Benchmarking Reasoning and Reward-Free Scaling
🔥 What's hot right now
SPARTA is a scalable framework for Table-Text multi-hop QA that exposes significant weaknesses in current models. It’s a critical tool for pushing cross-modal reasoning capabilities forward. Separately, Duel-Evolve is intriguing—it uses LLM self-preferences for reward-free test-time scaling, avoiding the need for external reward models or ground-truth labels.
🚀 Just shipped
MiSTER-E is a new Mixture-of-Experts framework for Emotion Recognition in Conversations. It leverages fine-tuned LLMs for speech and text embeddings, using a gating mechanism to fuse predictions from speech-only, text-only, and cross-modal experts to hit SOTA on IEMOCAP and MELD.
🛠 Useful for the array
CCA (Causal Computational Asymmetry) offers a distinct alternative to statistical methods by identifying causal direction through convergence time.
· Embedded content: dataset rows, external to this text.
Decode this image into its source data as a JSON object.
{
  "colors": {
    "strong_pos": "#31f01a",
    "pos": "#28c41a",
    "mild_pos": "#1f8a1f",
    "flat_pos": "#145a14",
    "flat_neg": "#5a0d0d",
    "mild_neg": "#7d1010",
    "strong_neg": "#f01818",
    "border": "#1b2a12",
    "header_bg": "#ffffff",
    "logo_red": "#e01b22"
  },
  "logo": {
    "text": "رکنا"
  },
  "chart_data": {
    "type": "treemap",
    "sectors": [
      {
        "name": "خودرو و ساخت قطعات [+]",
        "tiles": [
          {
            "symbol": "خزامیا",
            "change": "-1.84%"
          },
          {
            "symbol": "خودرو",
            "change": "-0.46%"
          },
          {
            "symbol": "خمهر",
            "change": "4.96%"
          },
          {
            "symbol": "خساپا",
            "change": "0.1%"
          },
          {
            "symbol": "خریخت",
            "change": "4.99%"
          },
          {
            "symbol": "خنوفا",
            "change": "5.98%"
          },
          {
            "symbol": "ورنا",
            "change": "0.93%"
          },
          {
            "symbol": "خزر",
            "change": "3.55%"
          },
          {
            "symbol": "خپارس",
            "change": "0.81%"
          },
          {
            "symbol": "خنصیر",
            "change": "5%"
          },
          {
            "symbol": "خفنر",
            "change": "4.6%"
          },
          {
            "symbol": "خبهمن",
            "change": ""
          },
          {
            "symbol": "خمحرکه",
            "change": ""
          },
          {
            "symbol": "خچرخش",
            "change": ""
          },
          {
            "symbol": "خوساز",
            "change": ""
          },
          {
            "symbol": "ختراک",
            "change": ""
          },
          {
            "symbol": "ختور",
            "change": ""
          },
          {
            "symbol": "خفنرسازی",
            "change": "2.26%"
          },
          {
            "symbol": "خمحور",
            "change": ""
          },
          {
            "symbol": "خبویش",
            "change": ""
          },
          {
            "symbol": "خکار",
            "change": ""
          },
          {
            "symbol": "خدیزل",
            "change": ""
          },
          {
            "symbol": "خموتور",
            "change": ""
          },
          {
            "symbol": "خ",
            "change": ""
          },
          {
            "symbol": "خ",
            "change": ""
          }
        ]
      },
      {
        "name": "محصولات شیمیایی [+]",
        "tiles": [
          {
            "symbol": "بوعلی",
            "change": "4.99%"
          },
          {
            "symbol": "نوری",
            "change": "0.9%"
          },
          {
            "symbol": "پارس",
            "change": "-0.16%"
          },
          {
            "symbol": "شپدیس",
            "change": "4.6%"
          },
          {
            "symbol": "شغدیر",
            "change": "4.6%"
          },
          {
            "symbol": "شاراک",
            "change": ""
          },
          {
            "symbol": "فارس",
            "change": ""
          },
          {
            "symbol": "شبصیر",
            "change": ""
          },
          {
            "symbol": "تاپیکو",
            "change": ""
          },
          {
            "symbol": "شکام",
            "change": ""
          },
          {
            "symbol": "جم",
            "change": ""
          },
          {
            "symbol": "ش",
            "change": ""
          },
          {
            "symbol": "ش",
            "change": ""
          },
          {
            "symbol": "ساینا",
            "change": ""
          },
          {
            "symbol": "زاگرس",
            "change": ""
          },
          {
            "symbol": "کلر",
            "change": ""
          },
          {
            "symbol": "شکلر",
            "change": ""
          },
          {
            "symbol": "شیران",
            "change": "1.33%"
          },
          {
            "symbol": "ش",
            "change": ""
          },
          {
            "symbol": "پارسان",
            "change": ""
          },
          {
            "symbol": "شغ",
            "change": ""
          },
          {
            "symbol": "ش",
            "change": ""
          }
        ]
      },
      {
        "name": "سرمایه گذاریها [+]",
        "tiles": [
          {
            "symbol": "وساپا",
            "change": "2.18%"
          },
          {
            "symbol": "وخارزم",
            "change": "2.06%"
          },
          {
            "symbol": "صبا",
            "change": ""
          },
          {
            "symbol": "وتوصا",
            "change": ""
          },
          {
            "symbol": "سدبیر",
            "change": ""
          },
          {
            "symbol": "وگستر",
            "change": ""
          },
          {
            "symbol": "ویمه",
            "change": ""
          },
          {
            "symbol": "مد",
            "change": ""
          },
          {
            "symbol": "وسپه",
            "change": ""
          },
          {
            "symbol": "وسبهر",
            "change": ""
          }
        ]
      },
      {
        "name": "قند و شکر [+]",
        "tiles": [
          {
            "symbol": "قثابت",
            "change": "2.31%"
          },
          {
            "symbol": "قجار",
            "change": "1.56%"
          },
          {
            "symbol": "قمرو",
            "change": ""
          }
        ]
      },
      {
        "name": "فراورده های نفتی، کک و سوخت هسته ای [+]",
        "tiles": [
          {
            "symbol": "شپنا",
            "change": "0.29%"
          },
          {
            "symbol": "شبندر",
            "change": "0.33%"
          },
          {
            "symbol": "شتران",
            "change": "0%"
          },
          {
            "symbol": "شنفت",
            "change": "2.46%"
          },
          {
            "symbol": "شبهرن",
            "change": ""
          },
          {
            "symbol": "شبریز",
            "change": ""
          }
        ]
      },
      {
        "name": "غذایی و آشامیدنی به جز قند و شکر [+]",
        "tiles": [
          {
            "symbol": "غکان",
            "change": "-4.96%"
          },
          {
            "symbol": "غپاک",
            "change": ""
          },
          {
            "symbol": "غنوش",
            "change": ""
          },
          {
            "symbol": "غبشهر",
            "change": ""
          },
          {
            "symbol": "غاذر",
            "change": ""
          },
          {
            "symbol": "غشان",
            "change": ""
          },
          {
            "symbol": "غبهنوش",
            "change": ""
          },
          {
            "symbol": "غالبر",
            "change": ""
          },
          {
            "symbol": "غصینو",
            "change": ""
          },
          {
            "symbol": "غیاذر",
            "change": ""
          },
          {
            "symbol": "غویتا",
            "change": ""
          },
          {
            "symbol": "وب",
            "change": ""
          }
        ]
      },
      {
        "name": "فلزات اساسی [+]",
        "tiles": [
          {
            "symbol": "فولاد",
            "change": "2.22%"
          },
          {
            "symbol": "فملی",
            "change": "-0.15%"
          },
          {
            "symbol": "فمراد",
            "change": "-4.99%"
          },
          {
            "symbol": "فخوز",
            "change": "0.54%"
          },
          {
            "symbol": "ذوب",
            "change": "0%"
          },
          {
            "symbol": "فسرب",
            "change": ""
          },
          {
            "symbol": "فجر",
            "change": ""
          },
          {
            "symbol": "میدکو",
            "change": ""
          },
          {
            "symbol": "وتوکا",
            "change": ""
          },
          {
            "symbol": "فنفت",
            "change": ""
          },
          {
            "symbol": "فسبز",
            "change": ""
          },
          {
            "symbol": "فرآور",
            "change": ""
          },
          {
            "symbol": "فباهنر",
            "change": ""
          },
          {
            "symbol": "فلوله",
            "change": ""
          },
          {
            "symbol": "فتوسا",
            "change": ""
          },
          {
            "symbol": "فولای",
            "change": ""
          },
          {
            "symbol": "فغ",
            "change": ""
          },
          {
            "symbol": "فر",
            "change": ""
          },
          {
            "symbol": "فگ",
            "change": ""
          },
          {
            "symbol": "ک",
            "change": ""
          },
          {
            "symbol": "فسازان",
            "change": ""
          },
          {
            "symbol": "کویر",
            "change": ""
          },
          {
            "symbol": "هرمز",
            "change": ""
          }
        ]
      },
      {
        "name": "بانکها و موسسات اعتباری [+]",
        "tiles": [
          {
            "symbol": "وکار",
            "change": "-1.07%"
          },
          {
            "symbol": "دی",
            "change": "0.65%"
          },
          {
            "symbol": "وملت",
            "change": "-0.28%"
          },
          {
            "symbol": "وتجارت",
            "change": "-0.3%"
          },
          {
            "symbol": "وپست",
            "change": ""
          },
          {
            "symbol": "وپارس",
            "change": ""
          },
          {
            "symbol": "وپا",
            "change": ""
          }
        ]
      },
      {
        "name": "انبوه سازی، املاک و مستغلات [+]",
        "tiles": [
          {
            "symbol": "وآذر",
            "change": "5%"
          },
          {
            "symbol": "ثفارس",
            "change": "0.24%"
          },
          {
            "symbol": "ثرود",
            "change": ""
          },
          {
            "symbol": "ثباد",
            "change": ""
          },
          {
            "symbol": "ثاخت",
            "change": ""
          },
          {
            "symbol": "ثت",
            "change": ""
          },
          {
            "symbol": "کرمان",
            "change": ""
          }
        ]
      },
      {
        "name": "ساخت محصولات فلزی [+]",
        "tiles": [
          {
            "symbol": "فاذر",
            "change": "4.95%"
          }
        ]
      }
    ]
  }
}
It’s a significant theoretical advancement for improving the interpretability and robustness of neural network training dynamics.
💬 Community pulse
The "Scale is All You Need" narrative is getting challenged by the reporting bias paper. It argues that scaling data won't fix Vision-Language Models lacking reasoning because captions often omit tacit details like object counts—intentional data curation is the real fix.